L'errore da non fare
Non usare carne a temperatura ambiente durante l'impasto. La carne tiepida non lega bene e il grasso tende a separarsi, rendendo l'insaccato friabile e poco compatto dopo la stagionatura. Prepara tutto in frigorifero e togli la carne dal frigo solo quando sei pronto. Un altro errore comune è non forare il budello: senza quei piccoli buchi, l'umidità rimane intrappolata e il salume marcisce anziché stagionarsi.
I nostri consigli
- Se non hai una cella di stagionatura naturale, usa una cantina ventilata o una camera di fermentazione controllata. Le soppressate stagionate correttamente si conservano in frigorifero fino a due mesi, oppure in freezer fino a quattro mesi se avvolte sottovuoto.
- La variante tradizionale basilicata della zona di Melfi prevede il pepe nero intero aggiunto prima dell'insacco, anziché macinato: questo dona una masticabilità diversa e profumi più evidenti al primo morso.
- Assicurati che il nitrato di sodio sia alimentare e non lo sostituire con il salnitro da giardino. Il nitrato è fondamentale per la conservazione e il mantenimento del colore rosso caratteristico dell'insaccato.
- Se la tua zona è molto calda d'estate, evita di preparare la soppressata nei mesi caldi. La stagionatura richiede temperature fresche costanti. Scegli autunno e inverno.
Quando prepararla
La soppressata di Melfi si prepara tra settembre e marzo, quando le temperature esterne calano e le cantine sono naturalmente fresche. Durante i mesi autunnali e invernali la stagionatura procede in modo ottimale senza rischi di marcescenza. Se la prepari in casa per la prima volta, inizia a metà novembre e otterrai una soppressata matura intorno a fine dicembre o inizio gennaio, perfetta per i pasti delle festività.
Domande frequenti
- Posso usare budello artificiale? Il budello naturale permette una migliore traspirazione e stagionatura. Il budello artificiale è meno permeabile e tende a trattenere troppa umidità, rendendo difficile il controllo della perdita di peso.

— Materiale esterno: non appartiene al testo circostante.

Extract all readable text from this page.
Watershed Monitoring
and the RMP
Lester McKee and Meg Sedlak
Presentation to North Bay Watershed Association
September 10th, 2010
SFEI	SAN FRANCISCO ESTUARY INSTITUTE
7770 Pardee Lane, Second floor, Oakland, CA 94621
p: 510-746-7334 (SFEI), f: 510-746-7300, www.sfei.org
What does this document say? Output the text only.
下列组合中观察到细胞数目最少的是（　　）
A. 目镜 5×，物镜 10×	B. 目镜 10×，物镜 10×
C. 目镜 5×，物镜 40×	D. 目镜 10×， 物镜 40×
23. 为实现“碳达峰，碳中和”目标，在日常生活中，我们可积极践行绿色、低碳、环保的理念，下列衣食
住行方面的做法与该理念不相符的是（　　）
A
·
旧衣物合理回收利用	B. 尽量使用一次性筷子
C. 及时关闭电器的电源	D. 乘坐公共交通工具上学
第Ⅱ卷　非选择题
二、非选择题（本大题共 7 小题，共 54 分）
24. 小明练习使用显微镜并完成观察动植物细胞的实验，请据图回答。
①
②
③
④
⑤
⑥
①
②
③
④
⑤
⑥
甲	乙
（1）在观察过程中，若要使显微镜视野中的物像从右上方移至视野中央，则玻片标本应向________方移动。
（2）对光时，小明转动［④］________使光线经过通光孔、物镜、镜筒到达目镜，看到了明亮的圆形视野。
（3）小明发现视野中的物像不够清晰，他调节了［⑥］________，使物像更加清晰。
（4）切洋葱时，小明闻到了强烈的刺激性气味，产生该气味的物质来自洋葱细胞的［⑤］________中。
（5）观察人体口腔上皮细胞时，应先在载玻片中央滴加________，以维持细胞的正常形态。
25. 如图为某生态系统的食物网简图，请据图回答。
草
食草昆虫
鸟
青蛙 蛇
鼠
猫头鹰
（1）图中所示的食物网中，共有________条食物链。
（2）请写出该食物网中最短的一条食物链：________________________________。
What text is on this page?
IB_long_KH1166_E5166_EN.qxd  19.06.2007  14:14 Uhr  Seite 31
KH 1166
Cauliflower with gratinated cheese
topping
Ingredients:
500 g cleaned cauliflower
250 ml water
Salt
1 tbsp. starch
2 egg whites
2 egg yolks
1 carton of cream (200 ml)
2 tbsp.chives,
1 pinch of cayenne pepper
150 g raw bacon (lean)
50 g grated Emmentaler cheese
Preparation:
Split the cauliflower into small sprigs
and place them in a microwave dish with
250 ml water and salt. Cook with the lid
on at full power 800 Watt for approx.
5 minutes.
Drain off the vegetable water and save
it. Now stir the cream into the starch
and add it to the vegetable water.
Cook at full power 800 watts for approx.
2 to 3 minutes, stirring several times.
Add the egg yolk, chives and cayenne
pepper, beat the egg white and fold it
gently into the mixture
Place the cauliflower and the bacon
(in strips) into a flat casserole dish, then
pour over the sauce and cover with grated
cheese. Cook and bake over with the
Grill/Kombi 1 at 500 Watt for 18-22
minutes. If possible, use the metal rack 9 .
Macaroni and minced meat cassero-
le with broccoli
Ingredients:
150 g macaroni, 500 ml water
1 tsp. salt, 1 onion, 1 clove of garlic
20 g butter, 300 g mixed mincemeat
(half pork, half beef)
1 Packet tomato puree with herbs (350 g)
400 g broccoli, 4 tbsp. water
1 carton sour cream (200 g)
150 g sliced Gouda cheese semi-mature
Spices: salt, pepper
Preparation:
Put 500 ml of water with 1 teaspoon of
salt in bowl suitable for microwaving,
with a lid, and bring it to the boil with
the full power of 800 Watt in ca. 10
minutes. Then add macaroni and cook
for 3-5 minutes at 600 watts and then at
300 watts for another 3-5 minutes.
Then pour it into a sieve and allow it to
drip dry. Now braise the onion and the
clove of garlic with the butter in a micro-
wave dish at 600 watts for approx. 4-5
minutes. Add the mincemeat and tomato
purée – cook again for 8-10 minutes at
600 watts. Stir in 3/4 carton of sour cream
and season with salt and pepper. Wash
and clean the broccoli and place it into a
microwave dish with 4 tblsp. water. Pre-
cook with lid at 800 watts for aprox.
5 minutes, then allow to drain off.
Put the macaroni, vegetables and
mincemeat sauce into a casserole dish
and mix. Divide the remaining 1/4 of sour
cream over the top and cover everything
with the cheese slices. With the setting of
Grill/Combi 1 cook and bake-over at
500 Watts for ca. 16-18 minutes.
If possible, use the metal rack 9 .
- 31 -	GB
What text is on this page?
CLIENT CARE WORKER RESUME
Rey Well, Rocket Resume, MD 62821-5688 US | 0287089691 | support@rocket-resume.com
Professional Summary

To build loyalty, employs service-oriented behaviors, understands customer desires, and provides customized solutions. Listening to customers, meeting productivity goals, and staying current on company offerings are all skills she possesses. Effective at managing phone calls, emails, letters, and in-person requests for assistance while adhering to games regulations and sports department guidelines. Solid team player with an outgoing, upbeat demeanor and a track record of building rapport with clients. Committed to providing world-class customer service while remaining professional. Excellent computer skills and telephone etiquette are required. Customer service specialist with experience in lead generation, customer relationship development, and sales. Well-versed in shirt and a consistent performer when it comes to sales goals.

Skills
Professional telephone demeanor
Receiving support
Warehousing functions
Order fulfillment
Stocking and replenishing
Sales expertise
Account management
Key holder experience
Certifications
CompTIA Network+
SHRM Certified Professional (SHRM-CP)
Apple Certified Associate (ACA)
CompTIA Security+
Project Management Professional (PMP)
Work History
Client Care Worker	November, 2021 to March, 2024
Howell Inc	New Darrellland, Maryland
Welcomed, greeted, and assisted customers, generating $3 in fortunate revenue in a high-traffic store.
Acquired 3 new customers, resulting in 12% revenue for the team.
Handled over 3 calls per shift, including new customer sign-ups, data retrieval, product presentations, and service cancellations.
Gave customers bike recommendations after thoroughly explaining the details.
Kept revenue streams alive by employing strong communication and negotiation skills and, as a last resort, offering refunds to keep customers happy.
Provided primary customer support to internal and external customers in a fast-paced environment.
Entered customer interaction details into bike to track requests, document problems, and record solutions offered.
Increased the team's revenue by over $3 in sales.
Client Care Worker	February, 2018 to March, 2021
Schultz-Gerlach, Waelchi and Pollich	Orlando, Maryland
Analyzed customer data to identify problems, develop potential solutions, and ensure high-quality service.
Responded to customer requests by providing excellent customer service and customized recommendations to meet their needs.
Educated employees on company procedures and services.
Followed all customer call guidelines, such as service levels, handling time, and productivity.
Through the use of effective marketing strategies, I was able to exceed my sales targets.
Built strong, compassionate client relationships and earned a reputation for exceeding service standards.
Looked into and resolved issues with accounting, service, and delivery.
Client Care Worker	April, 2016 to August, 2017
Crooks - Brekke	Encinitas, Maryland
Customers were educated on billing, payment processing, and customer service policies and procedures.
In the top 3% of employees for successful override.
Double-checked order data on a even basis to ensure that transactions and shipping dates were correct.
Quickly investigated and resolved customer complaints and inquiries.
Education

- Quanto cala di peso la soppressata durante la stagionatura? Una soppressata perde circa il 25-30 percento del suo peso iniziale durante i 35-40 giorni di stagionatura. Se inizia con 500 grammi, finirà intorno a 350 grammi.
- La muffa sulla superficie è normale? Una leggera patina bianca (muffa nobile) è normale e desiderabile. Una muffa scura, nera o verdognola è segno di contaminazione e il salume va scartato.
- Come si serve una soppressata di Melfi? Affettala sottilmente, anche con il coltello smussato, per non strapparla. Serve fredda come antipasto, accompagnata a pane, formaggi freschi o verdure sotto aceto.